When the Age-Discrimination Act was amended to allow employers to set their mandatory retirement age no lower than 60, the amendment also included a provision stating that employers and their workforces:
‘shall take necessary measures, including restructuring the wage system, in consideration of the conditions at the relevant business or place of business.’
(Article 19-2(1))
For this purpose, the workforce is represented by a majority union or, if no majority union exists, another ad hoc representative of a majority of employees.
Although the revised Age-Discrimination Act does not expressly identify specific types of ‘necessary measures’, the legislative record makes clear that the government and lawmakers reached a consensus that raising the minimum retirement age required some adjustment of wage levels through a variety of measures including wage-peak systems.
The Ministry of Employment and Labor has also expressed its support for using wage-peak systems in commentary. So one can argue that the Age-Discrimination Act specifically intended to authorise wage-peak systems as a way to balance the impact of increasing the retirement age.
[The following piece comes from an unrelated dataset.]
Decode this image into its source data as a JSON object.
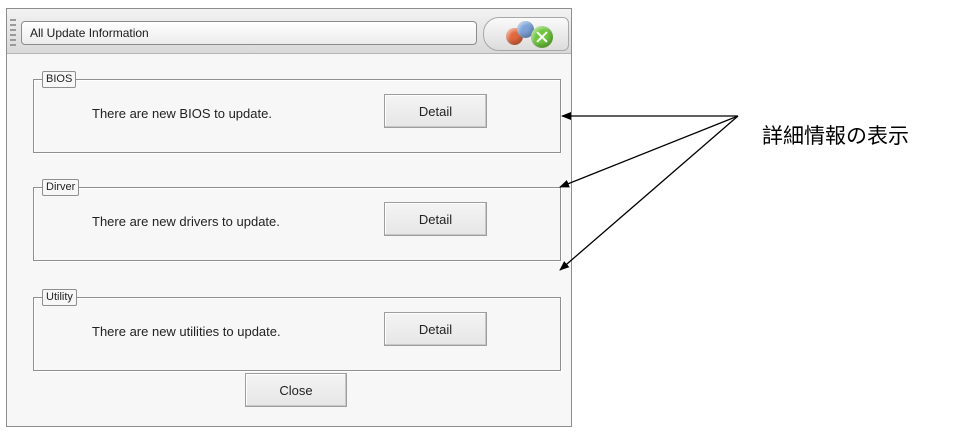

This argument was not available to KETI because it established its wage-peak system prior to the amendment and did not raise its retirement age. An employer raising its mandatory retirement age and adopting a wage-peak system in connection with that increase in the retirement age could also fall under the exception to the Age-Discrimination Act’s prohibition of age-based discrimination in:
‘cases where supportive measures are taken for maintaining and supporting the employment of a certain age group pursuant to this Act or other Acts.’
(Article 4-5(4))
That argument has been recognised by the Seoul High Court (2019na2029394). The Supreme Court dismissed an appeal from this decision without opinion (Supreme Court 2022da206841).
However, even wage-peak systems adopted in connection with an increase in an employer’s mandatory retirement age might be deemed invalid under the standard now adopted by the Supreme Court. There will inevitably be litigation over this question, and further decisions applying the Supreme Court’s standard to wage-peak systems adopted in connection with raised retirement age.